The Coscos weren’t about to let one of their own go to the carabinieri alone. Vito dropped Carlo and Denise at the station around 8.30 p.m., and father and daughter entered together. Inside, however, carabiniere Marshal Christian Persurich told Carlo he had to talk to Denise unaided. Persurich showed Denise to an interview room. He informed her that in Calabria her Aunt Marisa had reported Lea missing. Marisa had also told the carabinieri that Lea had testified against the ’Ndrangheta and that she and Denise had spent time in witness protection. Lea had now been missing for more than twenty-four hours. Persurich needed the whole story. Denise should take her time and leave nothing out. The interview would be strictly confidential.

Denise nodded. ‘If my mother’s missing,’ she began, ‘then it’s probably because she’s been killed by my father.’

Marshal Persurich interviewed Denise for five hours, finishing just before 2 a.m. Denise emerged to find Carlo pacing the waiting room, demanding that the officers let him read her statement. Seeing his daughter, Carlo confronted her. ‘What did you tell these people?!’

‘You asked us to Milan,’ Denise replied blankly. ‘We spent a few days together. You were meant to pick her up. But you couldn’t find her. Then we looked for her all over.’

Carlo looked unconvinced. Five hours for that?

On the way back to her cousin’s, Carlo and Denise stopped at a restaurant, the Green Dragon, named after the symbol of Milan.
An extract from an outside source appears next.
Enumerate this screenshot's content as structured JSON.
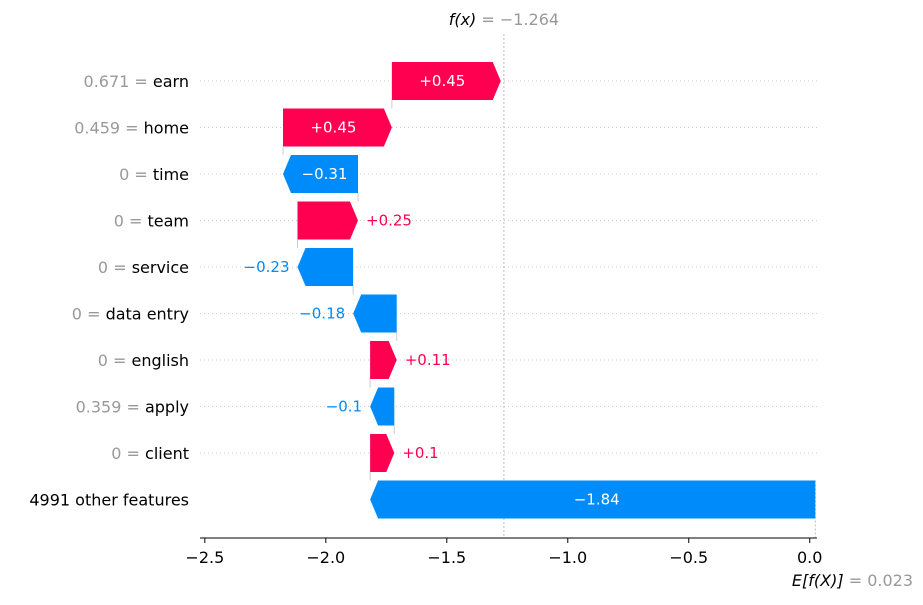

Inside was Carmine Venturino, the cousin who had given Lea some hash to smoke. Carmine had a babyish face and looked like a born truant, and Denise had liked him from the moment she met him at a wedding in Calabria the previous summer. But that night they had nothing to say to each other. After Carmine and Carlo had a brief, hushed discussion, Carlo walked his daughter back to Viale Montello. There, Denise slept in Andrea’s room for a second night.

The next morning, Carlo, Denise and a friend of Carlo’s, Rosario Curcio, saw a lawyer in town. Carlo told the lawyer he wanted to see Denise’s statements. The lawyer asked Denise what she’d told the carabinieri . Denise repeated what she had told Carlo: that she and her mother had come up to Milan to spend a few days with her father and Lea had vanished on their last night. She began crying. The lawyer said he could arrange to have Lea’s disappearance publicised on national television. There was a show, Chi l’ha Visto? ( Have You Seen Them? ), which appealed for information on missing people. ‘Oh, for fuck’s sake!’ cried Carlo. The lawyer didn’t get it at all. Carlo stood up and walked out, leaving Denise crying in the lawyer’s office.

After Denise recovered, she, Carlo and Rosario drove to a beauty salon owned by Rosario’s girlfriend, Elisa. Carlo took Rosario aside for another quiet talk. Elisa asked Denise what was going on. Denise burst into tears once more and told Elisa that her mother had gone missing two nights before. Elisa said that was strange because Rosario had vanished for a few hours the same evening. They’d had a date, said Elisa, but Rosario had cancelled, then switched off his phone. When she finally got through to him around 9 p.m., he’d told Elisa something about having to fix a car with Carmine. It didn’t make sense. Why the sudden rush to fix a car? Why at night? Denise was about to say something when Carlo interrupted to say he was taking Denise back to Viale Montello. She slept in her cousin’s room for a third night.